In this study, varying treatment responses to drugs with various types of action across rheumatoid arthritis (RA), axial spondyloarthritis (AxSpA), psoriatic arthritis (PsA) and psoriasis highlight the requirement for an individualized treatment approach, that considers the underlying disease, patient profile, and treatment history, despite the fact that these disease conditions have many overlaps in their pathogenesis.

• In this nationwide cohort study using the prospective nationwide registries DANBIO and DERMBIO, researchers assessed the real-life drug survival of biologics and novel small-molecule therapies across various disease conditions such as RA, AxSpA, PsA, and psoriasis.

• Participants were 12,089 patients (17,903 treatment series) in total, including 5,104 RA patients (7,867 series), 2,157 AxSpA patients (3,016 series3), 2,551 PsA patients (3,313 series), and 2,577 psoriasis patients (3,707 series).
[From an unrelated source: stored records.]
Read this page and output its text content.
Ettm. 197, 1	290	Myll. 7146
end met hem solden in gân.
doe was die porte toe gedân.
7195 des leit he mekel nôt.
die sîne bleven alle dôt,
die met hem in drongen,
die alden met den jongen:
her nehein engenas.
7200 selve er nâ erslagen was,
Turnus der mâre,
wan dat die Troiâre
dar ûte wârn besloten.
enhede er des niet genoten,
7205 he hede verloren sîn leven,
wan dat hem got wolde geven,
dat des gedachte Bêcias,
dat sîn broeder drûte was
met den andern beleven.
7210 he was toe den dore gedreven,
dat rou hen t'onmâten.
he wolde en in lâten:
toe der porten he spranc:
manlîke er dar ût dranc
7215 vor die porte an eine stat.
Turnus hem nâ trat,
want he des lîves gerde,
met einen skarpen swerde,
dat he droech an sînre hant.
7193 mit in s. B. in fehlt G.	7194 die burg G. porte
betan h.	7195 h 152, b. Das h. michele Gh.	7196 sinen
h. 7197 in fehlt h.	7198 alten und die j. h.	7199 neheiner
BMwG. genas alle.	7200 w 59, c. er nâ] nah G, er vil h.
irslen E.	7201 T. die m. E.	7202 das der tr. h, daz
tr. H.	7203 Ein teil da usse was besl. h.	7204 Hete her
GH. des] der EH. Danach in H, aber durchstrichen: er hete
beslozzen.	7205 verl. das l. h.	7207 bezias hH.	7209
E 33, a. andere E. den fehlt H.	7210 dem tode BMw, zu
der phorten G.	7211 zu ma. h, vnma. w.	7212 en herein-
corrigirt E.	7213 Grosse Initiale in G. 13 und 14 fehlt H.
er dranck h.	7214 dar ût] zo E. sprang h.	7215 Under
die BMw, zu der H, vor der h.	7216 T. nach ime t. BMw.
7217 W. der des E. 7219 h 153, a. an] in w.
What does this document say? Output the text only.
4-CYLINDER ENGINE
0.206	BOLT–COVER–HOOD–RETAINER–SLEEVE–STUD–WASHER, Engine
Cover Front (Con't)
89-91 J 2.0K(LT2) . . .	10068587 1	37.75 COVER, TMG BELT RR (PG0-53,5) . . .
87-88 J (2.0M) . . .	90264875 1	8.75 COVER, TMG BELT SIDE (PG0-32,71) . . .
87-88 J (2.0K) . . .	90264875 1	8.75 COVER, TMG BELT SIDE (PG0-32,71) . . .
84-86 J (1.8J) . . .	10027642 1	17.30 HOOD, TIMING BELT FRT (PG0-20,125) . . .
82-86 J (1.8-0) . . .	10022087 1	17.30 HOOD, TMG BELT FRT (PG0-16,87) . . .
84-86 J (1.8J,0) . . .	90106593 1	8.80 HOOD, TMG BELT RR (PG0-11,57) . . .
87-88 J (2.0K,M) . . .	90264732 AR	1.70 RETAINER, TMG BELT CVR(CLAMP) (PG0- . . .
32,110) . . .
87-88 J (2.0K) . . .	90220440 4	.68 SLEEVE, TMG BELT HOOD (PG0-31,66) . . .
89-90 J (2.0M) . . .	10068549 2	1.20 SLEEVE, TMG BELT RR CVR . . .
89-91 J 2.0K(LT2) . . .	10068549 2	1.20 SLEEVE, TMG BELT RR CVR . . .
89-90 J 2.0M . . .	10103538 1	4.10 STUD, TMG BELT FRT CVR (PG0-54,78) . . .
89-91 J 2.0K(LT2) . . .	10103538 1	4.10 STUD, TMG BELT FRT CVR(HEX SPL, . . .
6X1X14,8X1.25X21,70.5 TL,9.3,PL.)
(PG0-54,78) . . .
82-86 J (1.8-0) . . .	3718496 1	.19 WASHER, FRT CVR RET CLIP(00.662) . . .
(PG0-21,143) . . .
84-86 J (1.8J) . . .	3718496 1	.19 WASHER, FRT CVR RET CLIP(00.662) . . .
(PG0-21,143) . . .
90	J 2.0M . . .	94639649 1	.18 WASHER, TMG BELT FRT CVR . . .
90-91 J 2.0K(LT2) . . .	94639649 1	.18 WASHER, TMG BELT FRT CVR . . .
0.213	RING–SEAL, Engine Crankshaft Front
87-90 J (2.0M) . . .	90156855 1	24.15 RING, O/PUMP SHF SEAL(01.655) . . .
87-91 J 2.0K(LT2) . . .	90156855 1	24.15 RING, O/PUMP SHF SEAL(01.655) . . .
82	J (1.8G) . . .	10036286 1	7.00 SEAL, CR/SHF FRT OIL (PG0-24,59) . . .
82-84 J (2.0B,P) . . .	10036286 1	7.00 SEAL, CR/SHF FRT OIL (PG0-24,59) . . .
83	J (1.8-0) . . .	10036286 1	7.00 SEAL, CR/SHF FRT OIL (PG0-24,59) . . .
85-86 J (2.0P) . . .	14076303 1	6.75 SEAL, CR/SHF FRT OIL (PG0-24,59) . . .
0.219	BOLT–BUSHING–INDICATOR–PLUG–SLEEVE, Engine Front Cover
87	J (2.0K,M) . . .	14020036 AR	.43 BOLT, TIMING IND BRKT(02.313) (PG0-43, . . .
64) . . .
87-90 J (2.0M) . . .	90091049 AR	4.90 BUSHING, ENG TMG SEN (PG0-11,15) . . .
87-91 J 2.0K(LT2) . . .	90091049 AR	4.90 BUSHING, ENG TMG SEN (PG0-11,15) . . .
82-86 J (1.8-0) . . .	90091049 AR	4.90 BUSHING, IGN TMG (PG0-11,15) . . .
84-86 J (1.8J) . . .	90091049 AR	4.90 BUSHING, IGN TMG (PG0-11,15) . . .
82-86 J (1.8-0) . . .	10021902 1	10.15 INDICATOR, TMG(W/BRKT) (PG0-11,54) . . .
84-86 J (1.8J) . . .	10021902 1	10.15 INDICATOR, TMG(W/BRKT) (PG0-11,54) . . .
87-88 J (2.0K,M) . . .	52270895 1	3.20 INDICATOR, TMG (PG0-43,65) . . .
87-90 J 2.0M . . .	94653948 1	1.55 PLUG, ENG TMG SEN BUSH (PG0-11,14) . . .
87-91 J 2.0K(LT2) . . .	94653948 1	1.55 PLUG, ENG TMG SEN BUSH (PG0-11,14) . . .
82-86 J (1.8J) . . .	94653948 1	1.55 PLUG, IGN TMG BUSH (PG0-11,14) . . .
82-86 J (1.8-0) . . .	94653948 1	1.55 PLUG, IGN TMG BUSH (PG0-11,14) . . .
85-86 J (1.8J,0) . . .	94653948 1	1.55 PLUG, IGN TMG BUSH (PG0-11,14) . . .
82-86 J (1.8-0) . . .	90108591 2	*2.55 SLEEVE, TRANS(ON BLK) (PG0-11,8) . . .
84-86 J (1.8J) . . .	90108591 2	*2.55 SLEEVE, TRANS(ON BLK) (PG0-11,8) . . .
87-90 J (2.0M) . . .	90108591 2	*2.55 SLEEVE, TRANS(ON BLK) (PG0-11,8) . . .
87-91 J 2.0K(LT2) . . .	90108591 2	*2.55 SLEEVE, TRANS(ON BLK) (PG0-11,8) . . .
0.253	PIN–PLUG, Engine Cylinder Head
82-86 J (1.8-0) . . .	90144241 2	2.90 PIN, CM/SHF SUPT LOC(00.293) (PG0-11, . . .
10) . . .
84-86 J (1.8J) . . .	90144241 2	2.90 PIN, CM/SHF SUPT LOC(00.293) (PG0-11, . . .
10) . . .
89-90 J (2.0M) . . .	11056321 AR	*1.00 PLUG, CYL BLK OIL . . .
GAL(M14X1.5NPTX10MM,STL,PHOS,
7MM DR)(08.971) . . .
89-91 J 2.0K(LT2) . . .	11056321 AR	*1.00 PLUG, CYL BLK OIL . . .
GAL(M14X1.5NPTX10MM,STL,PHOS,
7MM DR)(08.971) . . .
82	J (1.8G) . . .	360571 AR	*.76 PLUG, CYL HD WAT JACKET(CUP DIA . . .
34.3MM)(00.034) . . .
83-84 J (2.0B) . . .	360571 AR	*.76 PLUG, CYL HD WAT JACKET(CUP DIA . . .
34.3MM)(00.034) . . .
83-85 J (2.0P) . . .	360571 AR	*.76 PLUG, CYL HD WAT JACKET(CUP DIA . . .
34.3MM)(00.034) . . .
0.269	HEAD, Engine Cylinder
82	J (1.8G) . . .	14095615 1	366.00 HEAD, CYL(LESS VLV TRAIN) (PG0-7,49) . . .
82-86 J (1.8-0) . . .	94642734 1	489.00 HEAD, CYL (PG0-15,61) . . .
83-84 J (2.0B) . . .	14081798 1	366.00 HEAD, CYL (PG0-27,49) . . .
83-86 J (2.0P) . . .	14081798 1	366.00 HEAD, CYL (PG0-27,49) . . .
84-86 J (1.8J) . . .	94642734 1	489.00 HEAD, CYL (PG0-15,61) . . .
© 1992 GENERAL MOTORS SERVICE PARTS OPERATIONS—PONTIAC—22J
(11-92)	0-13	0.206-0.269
• In RA, highest drug survival was evident for rituximab followed by baricitinib, etanercept and tocilizumab respectively, in confounder-adjusted models.

• In AxSpA, drug survival was shown to be high for golimumab than all other drugs, followed by secukinumab and etanercept and was lowest for infliximab.

• Drug survival in PsA was the lowest for tofacitinib and infliximab relative to all other drugs.

• Almost equally good performance was displayed by all other drugs, with a tendency of a generally higher drug survival for golimumab, followed by secukinumab and ixekizumab.

• Guselkumab had the highest drug survival in psoriasis.